Given the urgent need to address global ecological degradation and its accelerating impacts, countries worldwide are increasingly prioritizing the acceleration of the transition to renewable energy sources. In this quest for green development, economies are motivated to enact enabling policies and supportive legislation to facilitate an expedited transition. Within this context, the present study seeks to investigate the roles of financial development and political institutions––particularly corruption control, civil society participation, and democracy––as conditional factors that support clean energy policies and climate change legislation (laws and regulations) in accelerating renewable energy transition in the top-10 polluting economies between 1996 and 2019. By applying the augmented mean group technique, the empirical findings indicate that clean energy policies and climate change laws and regulations alone are ineffective in driving the transition to renewable energy.
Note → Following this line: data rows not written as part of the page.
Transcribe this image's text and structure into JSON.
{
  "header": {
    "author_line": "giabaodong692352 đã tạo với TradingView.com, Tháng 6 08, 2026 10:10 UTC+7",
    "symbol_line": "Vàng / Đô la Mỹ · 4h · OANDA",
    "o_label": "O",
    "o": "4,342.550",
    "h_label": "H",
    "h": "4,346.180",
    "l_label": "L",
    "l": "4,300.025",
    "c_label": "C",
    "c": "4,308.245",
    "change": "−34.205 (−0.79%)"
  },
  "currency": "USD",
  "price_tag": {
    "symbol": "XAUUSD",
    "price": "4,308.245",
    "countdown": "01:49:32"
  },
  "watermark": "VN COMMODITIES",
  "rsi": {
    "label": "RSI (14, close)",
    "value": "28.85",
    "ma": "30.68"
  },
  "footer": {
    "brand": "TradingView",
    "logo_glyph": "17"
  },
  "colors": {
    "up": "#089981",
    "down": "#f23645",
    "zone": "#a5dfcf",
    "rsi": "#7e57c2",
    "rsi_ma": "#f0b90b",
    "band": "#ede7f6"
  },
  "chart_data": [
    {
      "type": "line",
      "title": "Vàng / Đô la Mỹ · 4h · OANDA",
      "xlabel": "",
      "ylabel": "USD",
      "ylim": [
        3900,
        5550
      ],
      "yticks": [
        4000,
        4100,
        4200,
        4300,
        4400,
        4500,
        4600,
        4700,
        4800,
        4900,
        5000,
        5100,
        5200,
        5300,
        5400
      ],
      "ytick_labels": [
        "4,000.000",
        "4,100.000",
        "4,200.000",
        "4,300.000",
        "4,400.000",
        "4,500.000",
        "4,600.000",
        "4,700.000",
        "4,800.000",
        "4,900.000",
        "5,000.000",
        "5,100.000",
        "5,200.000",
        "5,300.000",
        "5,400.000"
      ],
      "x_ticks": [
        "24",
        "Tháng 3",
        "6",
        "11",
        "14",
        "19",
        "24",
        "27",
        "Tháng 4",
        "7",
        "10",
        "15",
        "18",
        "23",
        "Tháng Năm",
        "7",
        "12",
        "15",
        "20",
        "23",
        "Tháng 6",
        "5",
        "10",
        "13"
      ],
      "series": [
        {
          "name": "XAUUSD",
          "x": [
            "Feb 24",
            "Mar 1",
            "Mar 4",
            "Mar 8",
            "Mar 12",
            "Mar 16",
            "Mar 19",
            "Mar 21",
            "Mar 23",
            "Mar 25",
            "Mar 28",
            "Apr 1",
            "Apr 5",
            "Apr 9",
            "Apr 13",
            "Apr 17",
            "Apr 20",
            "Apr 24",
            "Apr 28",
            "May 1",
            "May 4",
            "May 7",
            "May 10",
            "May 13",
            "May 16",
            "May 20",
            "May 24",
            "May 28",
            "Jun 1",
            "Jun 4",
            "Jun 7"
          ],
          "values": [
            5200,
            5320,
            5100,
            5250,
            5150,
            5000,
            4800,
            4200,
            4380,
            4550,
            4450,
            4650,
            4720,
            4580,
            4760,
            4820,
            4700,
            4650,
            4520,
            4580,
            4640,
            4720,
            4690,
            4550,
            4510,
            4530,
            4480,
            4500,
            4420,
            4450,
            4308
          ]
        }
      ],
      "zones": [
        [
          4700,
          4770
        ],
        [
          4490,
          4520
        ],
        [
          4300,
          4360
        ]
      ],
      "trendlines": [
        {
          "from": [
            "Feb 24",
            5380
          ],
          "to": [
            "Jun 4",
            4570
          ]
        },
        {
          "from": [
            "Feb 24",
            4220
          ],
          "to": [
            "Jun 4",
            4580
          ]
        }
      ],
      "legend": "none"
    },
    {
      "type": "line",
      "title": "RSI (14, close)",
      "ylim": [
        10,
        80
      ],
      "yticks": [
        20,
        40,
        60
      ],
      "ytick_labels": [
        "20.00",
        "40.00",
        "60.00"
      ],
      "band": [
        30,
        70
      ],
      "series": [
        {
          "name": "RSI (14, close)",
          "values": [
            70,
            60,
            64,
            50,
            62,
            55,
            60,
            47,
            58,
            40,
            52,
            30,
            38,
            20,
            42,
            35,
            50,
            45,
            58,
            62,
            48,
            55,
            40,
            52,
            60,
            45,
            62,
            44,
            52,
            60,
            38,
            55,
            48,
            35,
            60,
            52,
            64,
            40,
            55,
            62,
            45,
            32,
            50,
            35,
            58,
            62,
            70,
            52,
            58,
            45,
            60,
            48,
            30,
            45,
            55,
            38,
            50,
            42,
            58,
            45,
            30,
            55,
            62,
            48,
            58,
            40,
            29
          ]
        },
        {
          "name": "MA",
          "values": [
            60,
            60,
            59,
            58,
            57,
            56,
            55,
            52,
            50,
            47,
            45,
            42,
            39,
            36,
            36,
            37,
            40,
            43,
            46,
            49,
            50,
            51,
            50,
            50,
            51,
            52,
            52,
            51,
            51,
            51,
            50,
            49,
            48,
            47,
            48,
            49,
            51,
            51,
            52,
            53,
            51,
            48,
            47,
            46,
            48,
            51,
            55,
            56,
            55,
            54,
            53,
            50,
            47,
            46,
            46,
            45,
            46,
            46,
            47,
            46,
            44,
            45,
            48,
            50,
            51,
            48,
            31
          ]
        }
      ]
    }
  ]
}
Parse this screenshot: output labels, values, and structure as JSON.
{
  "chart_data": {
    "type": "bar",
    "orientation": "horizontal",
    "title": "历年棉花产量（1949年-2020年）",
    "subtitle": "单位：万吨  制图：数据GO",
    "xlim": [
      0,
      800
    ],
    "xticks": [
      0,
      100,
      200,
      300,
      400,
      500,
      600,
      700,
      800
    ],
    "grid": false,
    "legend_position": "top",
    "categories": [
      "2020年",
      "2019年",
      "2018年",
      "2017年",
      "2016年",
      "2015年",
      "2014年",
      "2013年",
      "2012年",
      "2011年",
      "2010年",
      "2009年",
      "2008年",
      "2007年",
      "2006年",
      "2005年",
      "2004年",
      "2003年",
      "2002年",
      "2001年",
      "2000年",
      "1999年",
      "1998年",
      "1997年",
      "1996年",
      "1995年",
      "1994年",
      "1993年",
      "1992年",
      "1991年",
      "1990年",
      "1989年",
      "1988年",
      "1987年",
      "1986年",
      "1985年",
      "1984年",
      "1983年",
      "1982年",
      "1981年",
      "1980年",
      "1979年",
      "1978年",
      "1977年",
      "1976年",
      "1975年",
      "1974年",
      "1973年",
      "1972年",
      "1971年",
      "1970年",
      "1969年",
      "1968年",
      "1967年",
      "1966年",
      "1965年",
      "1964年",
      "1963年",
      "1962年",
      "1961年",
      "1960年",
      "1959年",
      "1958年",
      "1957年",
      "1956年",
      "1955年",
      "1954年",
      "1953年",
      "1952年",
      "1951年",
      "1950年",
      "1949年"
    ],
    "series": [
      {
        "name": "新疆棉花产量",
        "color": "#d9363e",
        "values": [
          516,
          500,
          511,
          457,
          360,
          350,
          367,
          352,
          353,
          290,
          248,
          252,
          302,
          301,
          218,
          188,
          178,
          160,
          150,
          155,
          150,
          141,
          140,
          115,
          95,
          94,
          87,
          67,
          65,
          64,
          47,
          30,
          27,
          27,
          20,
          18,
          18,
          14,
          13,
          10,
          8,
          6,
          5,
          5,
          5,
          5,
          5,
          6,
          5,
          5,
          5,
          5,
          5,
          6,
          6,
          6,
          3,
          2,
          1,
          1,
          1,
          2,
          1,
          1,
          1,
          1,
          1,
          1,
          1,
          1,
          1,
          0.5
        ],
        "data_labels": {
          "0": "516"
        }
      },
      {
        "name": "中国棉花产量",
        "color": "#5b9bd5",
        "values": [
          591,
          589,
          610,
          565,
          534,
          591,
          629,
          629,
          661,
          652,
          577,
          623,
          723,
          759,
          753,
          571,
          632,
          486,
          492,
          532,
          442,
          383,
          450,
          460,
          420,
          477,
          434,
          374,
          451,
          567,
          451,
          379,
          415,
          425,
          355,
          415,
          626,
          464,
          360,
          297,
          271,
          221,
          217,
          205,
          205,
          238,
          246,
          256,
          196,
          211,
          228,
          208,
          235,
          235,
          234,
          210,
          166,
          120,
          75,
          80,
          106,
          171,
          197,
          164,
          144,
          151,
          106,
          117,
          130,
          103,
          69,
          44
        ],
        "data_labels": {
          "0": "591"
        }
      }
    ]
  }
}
However, financial development and certain political institutions––such as corruption control, civil society participation, and democracy––have been identified as key contributors to this transition. The effectiveness of clean energy policies in accelerating the renewable energy transition depends on a well-developed financial sector to implement and enforce these policies effectively. Enacting clean energy policies, along with environmental laws and regulations, while supported by a well-developed financial sector, accelerates the transition to renewable energy. Moreover, enacting such policies and laws, coupled with strong corruption control and higher active civil society participation, creates an environment that enables the transition to renewable energy.